There’s a revival in ballroom dancing, reports the L.A. Times, and “somewhere between a box step and a crossover turn, people are discovering that ballroom offers a great, less-tedious workout.”

Plus: Earlier this year, Bernice Ribler Fischman wrote about attending dance classes
with her husband — from country western to ballroom dance. “I don’t think introverts (like me) make good leaders, so following should be an easy task. But in dancing, following requires the sure-footedness to
always be ready to do something that you haven’t anticipated. Maybe all of this is a metaphor for life lived over 60 when one must be ready for almost anything.”

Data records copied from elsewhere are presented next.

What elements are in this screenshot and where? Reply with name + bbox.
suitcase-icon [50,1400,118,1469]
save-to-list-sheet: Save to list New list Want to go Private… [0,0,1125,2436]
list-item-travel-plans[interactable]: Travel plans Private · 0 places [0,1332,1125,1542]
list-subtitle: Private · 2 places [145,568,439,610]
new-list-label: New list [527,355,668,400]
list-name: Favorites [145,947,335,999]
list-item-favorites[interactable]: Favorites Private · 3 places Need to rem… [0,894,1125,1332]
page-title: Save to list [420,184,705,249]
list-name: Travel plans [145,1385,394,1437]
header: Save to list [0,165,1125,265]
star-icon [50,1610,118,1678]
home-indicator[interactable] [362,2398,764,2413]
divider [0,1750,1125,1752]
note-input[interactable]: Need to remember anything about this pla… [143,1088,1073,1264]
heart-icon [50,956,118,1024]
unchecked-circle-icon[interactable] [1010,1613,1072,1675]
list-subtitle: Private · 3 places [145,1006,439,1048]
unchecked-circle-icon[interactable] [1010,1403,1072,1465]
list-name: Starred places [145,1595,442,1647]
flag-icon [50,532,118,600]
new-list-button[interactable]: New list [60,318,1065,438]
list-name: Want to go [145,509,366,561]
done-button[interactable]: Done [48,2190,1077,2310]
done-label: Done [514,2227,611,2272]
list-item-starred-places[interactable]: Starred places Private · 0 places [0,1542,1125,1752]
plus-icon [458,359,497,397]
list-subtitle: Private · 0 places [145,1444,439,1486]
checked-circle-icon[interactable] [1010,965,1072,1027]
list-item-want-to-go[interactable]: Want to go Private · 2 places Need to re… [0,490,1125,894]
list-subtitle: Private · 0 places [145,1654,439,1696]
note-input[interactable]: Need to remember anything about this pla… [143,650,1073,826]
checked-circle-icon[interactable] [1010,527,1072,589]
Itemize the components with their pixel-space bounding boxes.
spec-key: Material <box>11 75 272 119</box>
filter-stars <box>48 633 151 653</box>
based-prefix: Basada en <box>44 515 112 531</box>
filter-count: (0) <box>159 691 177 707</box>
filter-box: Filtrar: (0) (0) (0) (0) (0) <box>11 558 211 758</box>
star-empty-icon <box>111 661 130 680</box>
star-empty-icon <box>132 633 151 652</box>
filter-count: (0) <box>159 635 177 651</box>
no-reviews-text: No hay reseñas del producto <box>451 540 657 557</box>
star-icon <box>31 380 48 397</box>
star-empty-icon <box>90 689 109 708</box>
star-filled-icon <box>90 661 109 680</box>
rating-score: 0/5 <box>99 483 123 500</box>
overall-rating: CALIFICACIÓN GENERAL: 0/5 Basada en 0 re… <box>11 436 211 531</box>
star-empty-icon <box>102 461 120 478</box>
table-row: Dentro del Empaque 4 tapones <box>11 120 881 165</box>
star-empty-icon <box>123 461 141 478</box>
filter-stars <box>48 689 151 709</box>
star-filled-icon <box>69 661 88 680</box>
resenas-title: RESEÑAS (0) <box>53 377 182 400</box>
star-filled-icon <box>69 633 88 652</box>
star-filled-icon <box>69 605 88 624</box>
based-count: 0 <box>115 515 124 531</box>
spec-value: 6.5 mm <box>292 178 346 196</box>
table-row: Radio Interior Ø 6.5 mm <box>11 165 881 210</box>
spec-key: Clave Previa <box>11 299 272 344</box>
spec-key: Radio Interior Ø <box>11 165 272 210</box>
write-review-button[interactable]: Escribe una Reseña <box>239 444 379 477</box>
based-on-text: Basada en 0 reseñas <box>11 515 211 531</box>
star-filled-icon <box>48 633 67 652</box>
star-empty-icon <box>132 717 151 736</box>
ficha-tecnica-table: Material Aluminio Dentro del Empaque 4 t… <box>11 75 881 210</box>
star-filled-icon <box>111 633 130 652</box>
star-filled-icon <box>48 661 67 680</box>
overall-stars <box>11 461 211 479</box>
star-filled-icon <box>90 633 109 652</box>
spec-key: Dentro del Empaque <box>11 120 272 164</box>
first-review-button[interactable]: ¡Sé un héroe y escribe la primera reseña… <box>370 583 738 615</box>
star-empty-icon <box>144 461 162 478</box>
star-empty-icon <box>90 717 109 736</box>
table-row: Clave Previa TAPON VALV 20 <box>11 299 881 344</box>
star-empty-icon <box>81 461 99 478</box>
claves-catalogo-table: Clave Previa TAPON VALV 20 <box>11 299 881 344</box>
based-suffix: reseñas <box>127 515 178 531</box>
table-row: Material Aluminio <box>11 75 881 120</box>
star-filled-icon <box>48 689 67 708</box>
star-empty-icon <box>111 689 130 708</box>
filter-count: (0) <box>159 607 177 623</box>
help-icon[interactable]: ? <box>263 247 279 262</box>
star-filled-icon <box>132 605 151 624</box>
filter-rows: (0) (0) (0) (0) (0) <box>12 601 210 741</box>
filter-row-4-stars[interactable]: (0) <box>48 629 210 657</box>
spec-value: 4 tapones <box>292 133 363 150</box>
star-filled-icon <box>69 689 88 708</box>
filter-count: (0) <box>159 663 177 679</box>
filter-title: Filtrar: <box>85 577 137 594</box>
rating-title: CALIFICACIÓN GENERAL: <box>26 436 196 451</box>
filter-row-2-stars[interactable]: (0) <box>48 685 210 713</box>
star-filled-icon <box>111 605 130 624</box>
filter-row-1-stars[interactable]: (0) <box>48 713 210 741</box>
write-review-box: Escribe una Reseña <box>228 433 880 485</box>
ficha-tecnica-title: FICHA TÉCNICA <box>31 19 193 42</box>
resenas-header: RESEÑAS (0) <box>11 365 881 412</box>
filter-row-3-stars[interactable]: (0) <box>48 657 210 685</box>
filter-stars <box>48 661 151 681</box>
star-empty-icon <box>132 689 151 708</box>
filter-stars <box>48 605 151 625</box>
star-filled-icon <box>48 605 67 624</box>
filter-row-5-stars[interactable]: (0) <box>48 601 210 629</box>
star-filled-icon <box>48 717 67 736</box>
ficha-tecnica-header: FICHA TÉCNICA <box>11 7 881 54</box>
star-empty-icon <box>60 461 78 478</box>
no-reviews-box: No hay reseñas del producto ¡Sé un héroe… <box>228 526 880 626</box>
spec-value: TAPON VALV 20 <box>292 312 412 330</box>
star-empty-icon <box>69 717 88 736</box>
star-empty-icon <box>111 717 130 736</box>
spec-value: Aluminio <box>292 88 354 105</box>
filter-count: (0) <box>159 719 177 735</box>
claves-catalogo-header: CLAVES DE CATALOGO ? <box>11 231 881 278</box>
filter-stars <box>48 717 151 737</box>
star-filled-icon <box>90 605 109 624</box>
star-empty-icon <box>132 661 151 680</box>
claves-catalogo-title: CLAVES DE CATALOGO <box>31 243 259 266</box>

Alexander, Mom and the Very Messy Stay: The New York Times visits with author Judith Viorst. Rachel Donadio writes:

Mrs. Viorst, a one-time garment district model, is a slim, elegant 76 with dark hair, a quick wit and a penchant for self-revelation. Since the ’60s, she has written dozens of children’s books, poetry collections and adult advice books, including “Necessary Losses” (1986) and “Grown-Up Marriage” (2004). But she may be best known for her children’s books about Alexander, starting with
“Alexander and the Terrible, Horrible, No Good, Very Bad Day,” which has sold four million copies since it first appeared in 1972.

Her slight new volume — on “grandparenthood as a developmental phase,” as she puts it — mines deep veins: what makes a house a home, what happens when a control freak opens her door to toddlers and, more intriguing, what happens when the family she’s written about for decades squirms under Mom’s klieg lights.